The first challenge has been addressed using the concepts of peer-to-peer (P2P) computing. Usually Grid systems were designed to run sophisticated applications with intensive computing and storage needs across the traditional organisational boundaries and are characterised by sophisticated resource management and data transfer components. P2P systems on the other hand were mainly designed for resource sharing, mostly files, and therefore focuses on sophisticated resource discovery capabilities. Each approach has its own advantages and disadvantages and our DGET project combines ideas from both approaches.

We developed an efficient and robust virtual network topology that can manage resources in a dynamic computing environment where nodes can join or leave the Grid without warning. Nodes that join the system are organized in a virtual tree-hierarchy topology following a model known as B+tree. We have shown that by choosing a tree topology and having the lower branches report solely to their parents, the diameter of the network only increases logarithmically with the number of nodes. Updates due to nodes migration only introduce small overheads. We have performed several experiments on systems of heterogenous computers that confirm the results of our theoretical work. We have produced a prototype that allows one implement DGET on a given system.

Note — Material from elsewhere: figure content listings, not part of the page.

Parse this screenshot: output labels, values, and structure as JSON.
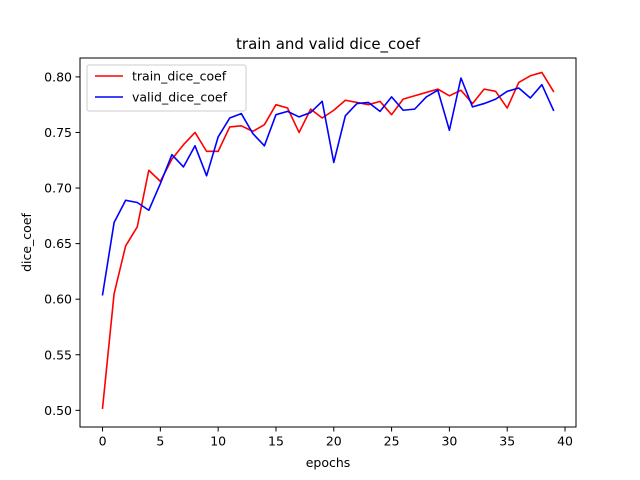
{
  "chart_data": {
    "type": "line",
    "title": "train and valid dice_coef",
    "xlabel": "epochs",
    "ylabel": "dice_coef",
    "xlim": [
      -1.95,
      40.95
    ],
    "ylim": [
      0.485,
      0.817
    ],
    "xticks": [
      0,
      5,
      10,
      15,
      20,
      25,
      30,
      35,
      40
    ],
    "yticks": [
      0.5,
      0.55,
      0.6,
      0.65,
      0.7,
      0.75,
      0.8
    ],
    "grid": false,
    "legend_position": "top-left",
    "x": [
      0,
      1,
      2,
      3,
      4,
      5,
      6,
      7,
      8,
      9,
      10,
      11,
      12,
      13,
      14,
      15,
      16,
      17,
      18,
      19,
      20,
      21,
      22,
      23,
      24,
      25,
      26,
      27,
      28,
      29,
      30,
      31,
      32,
      33,
      34,
      35,
      36,
      37,
      38,
      39
    ],
    "series": [
      {
        "name": "train_dice_coef",
        "color": "#ff0000",
        "values": [
          0.502,
          0.605,
          0.648,
          0.665,
          0.716,
          0.706,
          0.726,
          0.739,
          0.75,
          0.733,
          0.733,
          0.755,
          0.756,
          0.751,
          0.757,
          0.775,
          0.772,
          0.75,
          0.771,
          0.763,
          0.77,
          0.779,
          0.777,
          0.775,
          0.778,
          0.766,
          0.78,
          0.783,
          0.786,
          0.789,
          0.783,
          0.788,
          0.776,
          0.789,
          0.787,
          0.772,
          0.795,
          0.801,
          0.804,
          0.787
        ]
      },
      {
        "name": "valid_dice_coef",
        "color": "#0000ff",
        "values": [
          0.604,
          0.669,
          0.689,
          0.687,
          0.68,
          0.704,
          0.73,
          0.719,
          0.738,
          0.711,
          0.746,
          0.763,
          0.767,
          0.749,
          0.738,
          0.766,
          0.769,
          0.764,
          0.768,
          0.778,
          0.723,
          0.765,
          0.776,
          0.777,
          0.769,
          0.782,
          0.77,
          0.771,
          0.782,
          0.788,
          0.752,
          0.799,
          0.773,
          0.776,
          0.78,
          0.787,
          0.79,
          0.781,
          0.793,
          0.77
        ]
      }
    ]
  }
}
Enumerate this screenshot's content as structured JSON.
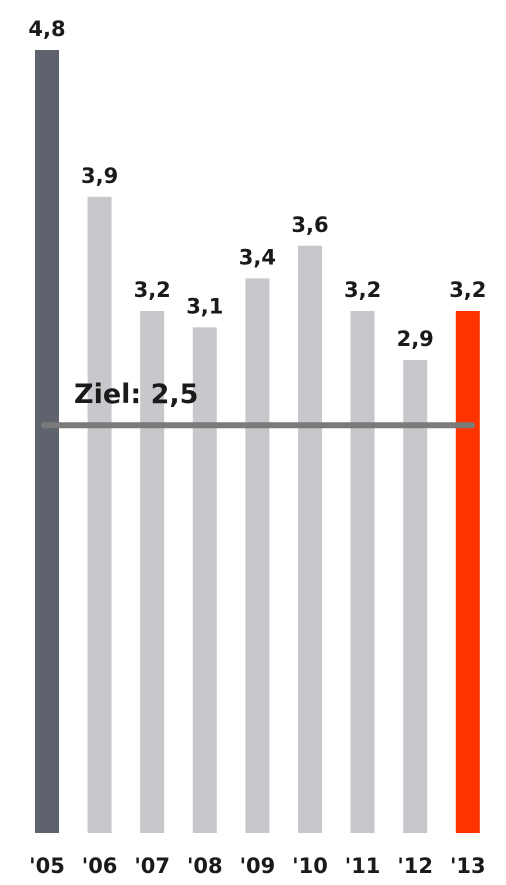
{
  "chart_data": {
    "type": "bar",
    "categories": [
      "'05",
      "'06",
      "'07",
      "'08",
      "'09",
      "'10",
      "'11",
      "'12",
      "'13"
    ],
    "values": [
      4.8,
      3.9,
      3.2,
      3.1,
      3.4,
      3.6,
      3.2,
      2.9,
      3.2
    ],
    "value_labels": [
      "4,8",
      "3,9",
      "3,2",
      "3,1",
      "3,4",
      "3,6",
      "3,2",
      "2,9",
      "3,2"
    ],
    "colors": [
      "#5f636e",
      "#c8c8cc",
      "#c8c8cc",
      "#c8c8cc",
      "#c8c8cc",
      "#c8c8cc",
      "#c8c8cc",
      "#c8c8cc",
      "#ff3300"
    ],
    "ylim": [
      0,
      4.8
    ],
    "target": {
      "value": 2.5,
      "label": "Ziel: 2,5",
      "color": "#7a7a7a"
    }
  }
}
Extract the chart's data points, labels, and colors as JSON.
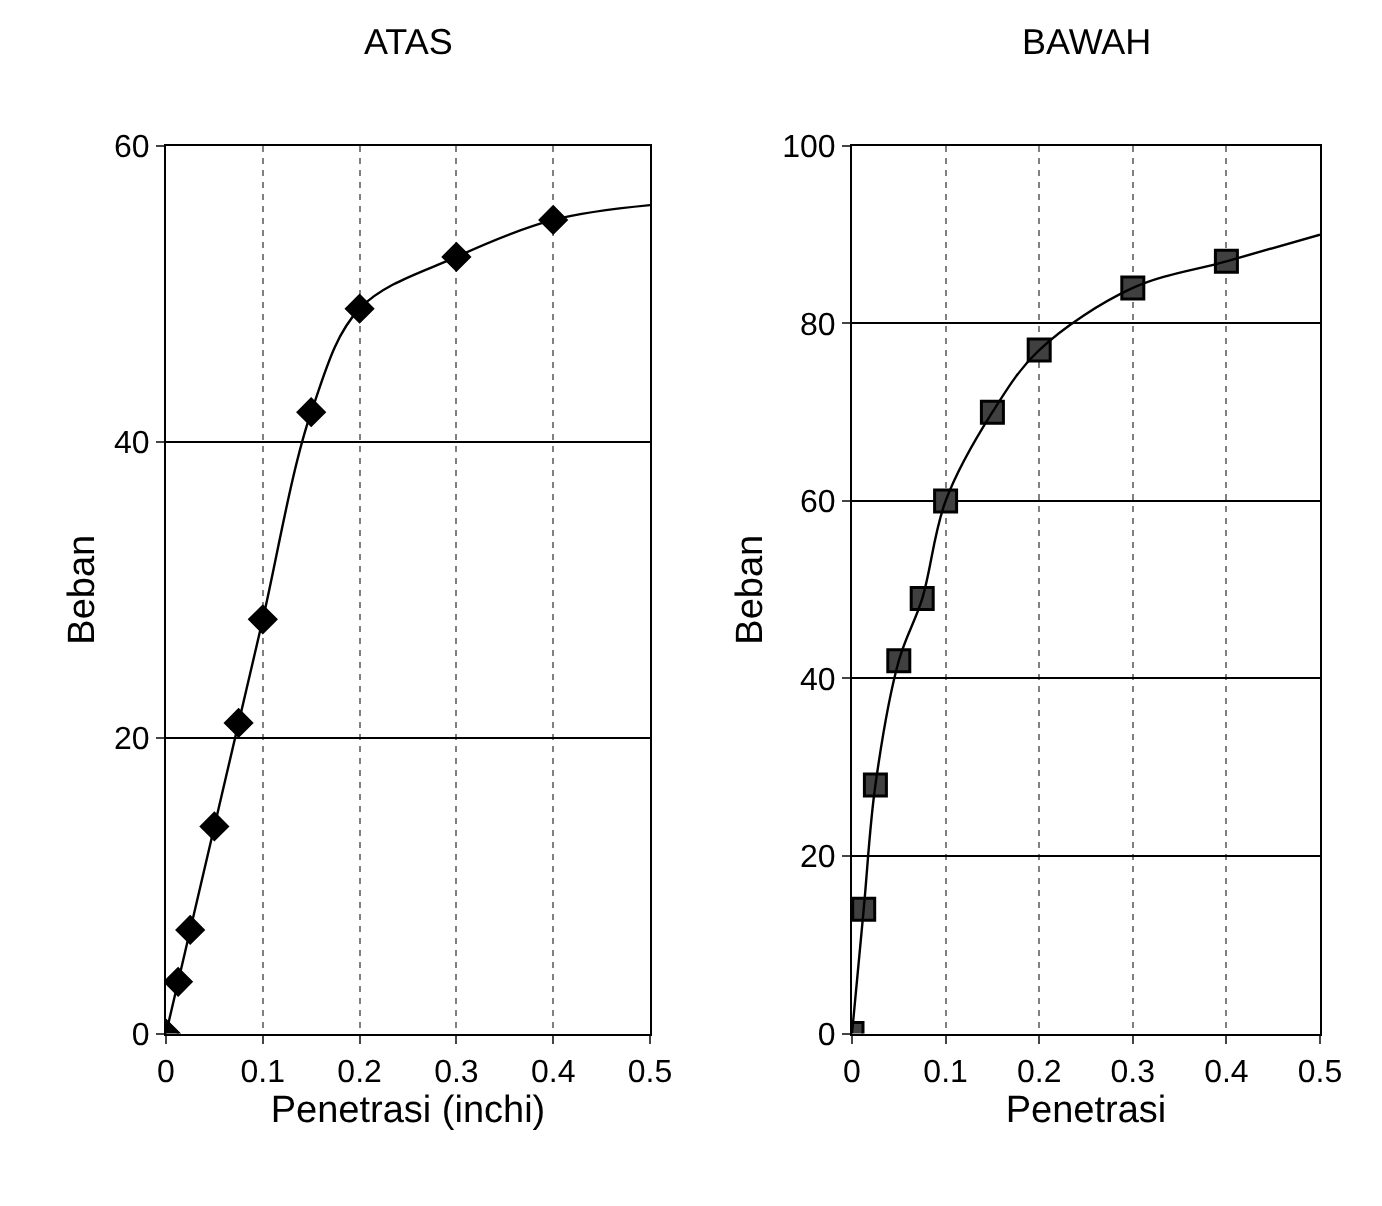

Most Grid based workflow management systems rely on a centralised workflow enactment engine to take care of the execution of the entire workflow application. Our approach to the problem though is fully distributed. The graphical interface to DGET is divided into four modules: a workbench for viewing and monitoring user application workflow; a desktop for building user application and defining its corresponding workflow; the DGET environment for defining and setting a specific user environment; and finally, a DGET monitor for discovering, pooling, and managing grid resources.

The second challenge has been to hide the complexity of this approach from the non-computer scientist. The test-bed application chosen was in the area of particle physics where the volumes of data are so large (petabytes) as is the CPU required to analyse it, that distributed computing using the Grid is the only viable solution and is a major research topic at CERN, the European Centre for Particle Physics, and our partner organisation on this project.

We have designed a middleware layer called 'Feicim' (meaning 'I see' in Gaelic) which hides the code complexity and provides a unified representation of data and algorithms through an intuitive interactive GUI. Specifically Feicim allows: viewing of all distributed data files in a tree structure; selection and viewing (e.g. histogramming) of data on these files; discovery and selection of available algorithms (filters) that can be applied to data; implementation of algorithms either in real time on local resources or on the Grid; return of output results as data-files or histograms. The GUI and datafile-browsing of Feicim have been integrated into the core code of the LHCb experiment, a collaboration of over 500 physicists from 48 institutes in 13 countries and it allows them locate their data of interest in a simple intuitive fashion. Work is on-going to incorporate the other aspects of Feicim and DGET to allow simple data analysis in a robust environment.